Caminé un rato por la avenida Urdaneta, subí por el Bulevar Panteón y decidí entrar en la Casa Mendoza. Me senté un rato en el hermoso zaguán, fue ahí donde pude recuperar un poco la calma. No quería volver al trabajo, quizás lo mejor sería no volver. Pero no me atreví a abandonarlo todo. Definitivamente no seré nunca un poeta maldito.
Cuando regresé, esta vez me esperaba en el puesto mi supervisor directo. Tenía en la mano su copia de la lista de Tascón. No hicieron falta demasiadas explicaciones, recogí mis pocas cosas, papelería más que todo, y me fui.

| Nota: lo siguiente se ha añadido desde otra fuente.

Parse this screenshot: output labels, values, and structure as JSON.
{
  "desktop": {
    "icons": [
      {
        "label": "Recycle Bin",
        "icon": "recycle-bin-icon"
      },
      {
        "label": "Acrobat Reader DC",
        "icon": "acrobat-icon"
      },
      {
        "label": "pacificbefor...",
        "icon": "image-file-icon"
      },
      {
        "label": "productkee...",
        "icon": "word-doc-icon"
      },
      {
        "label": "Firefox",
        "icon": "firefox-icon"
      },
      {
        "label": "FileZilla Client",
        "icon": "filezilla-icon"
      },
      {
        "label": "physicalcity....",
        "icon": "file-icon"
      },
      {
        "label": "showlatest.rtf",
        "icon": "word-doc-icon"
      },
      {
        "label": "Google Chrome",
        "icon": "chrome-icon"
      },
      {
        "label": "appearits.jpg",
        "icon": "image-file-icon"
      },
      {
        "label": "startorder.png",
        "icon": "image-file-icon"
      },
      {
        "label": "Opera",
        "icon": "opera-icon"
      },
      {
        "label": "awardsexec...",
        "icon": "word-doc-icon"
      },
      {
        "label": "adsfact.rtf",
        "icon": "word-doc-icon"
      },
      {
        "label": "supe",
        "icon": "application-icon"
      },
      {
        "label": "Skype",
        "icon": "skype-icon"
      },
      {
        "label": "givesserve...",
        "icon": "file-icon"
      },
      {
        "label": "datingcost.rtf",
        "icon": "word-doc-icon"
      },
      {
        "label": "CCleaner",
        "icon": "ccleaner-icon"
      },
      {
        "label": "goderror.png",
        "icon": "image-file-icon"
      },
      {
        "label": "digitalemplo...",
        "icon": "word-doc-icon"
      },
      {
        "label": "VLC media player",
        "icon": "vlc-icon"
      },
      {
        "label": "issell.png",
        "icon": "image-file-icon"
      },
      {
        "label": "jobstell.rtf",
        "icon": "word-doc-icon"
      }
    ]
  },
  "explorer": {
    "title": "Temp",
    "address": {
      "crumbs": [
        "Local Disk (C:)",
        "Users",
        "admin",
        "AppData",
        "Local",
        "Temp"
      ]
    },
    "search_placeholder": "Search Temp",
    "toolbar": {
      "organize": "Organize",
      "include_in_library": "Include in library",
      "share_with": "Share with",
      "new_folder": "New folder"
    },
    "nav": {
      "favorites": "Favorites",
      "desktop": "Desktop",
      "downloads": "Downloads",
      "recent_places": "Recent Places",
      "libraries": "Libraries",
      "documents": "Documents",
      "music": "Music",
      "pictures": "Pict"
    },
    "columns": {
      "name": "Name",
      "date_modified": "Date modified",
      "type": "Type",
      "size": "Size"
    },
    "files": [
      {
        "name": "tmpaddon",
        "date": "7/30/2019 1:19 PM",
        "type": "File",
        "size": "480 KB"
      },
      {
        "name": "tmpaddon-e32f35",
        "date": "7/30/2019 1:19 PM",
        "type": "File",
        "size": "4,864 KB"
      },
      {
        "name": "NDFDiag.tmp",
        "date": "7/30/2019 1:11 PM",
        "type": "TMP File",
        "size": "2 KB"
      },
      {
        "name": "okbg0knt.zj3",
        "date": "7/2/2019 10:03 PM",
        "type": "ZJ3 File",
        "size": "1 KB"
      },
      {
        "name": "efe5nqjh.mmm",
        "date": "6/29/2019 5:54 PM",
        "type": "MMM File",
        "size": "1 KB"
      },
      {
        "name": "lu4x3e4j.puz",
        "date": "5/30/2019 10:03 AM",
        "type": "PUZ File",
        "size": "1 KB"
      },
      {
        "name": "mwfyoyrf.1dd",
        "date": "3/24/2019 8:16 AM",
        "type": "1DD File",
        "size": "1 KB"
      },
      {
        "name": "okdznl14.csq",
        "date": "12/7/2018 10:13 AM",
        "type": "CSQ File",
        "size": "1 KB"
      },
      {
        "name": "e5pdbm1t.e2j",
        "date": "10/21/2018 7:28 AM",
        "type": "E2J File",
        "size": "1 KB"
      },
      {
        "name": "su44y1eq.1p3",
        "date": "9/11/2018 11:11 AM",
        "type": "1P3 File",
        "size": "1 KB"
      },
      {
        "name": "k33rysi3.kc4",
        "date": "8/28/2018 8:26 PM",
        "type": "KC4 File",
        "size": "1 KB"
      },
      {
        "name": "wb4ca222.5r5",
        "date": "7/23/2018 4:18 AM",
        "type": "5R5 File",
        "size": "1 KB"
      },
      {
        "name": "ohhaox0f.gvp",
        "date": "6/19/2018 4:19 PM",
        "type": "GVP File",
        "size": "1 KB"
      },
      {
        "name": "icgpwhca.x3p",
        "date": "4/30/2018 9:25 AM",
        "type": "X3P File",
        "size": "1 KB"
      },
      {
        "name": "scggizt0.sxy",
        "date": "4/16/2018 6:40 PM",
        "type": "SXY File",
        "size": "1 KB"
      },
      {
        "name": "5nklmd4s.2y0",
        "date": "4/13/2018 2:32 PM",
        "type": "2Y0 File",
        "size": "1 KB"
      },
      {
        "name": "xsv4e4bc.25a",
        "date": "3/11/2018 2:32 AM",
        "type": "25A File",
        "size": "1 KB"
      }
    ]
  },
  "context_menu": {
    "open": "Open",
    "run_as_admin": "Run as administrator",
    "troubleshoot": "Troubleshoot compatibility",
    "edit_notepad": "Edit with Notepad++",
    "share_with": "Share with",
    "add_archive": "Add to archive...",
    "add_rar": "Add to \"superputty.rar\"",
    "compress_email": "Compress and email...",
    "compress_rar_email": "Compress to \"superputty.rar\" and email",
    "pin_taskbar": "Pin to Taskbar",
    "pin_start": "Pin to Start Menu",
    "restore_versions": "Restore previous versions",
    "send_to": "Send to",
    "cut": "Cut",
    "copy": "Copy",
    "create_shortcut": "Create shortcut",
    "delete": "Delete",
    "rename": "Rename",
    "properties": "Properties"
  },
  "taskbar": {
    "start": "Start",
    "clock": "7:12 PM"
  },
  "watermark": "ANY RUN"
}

Antes de salir de Palacio, volvió a abordarme el misterioso funcionario, pero en su lenguaje corporal todo había cambiado, estaba bastante relajado, ya no me consideraba una amenaza.
-Al final tú sí nos habías ayudado, sin saberlo, pero ayuda es ayuda.
-¿A qué se refiere?
-Bastó mostrarle tu firma y el resto se construyó solo, la conspiración del Imperio, el libro con que intentaban confundirlo y desviarlo de la Revolución, el nuevo intento de magnicidio, de repente te dedican un par de minutos en el programa del domingo.
-Será un honor, dije ya dándole la espalda. Quería salir para siempre de ahí.
Al regresar a casa, lo primero que se me ocurrió fue llamar a Guillermo, quería desahogarme y tranquilizarme contándole cómo había concluido el asunto y preguntarle si él creía que de verdad estaba terminado; con tipos como ese funcionario uno no puede estar seguro. Guillermo no podía creer lo que escuchó.
-Entonces, es probable, casi seguro, que el Presidente no va a leer a Rimbaud en público. ¿Cómo me hiciste esto, Luis? ¿Cómo se te ocurrió firmar para el Revocatorio?
-¿Qué te pasa Guillermo?
-En un día, en un día nada más, recorrí todas las librerías y distribuidoras de libros de Caracas y compré todos los ejemplares disponibles de Una temporada en el infierno, tengo comprometida a media Cámara del Libro con ediciones de emergencia, tengo la sala llena de libros y ya había contactado a dos buhoneros para salir a vender los libros apenas el Presidente volviera a mencionar a Rimbaud. Y ahora resulta que no, que el Presidente no va a leer el libro. Me la debes, Luis, me la debes.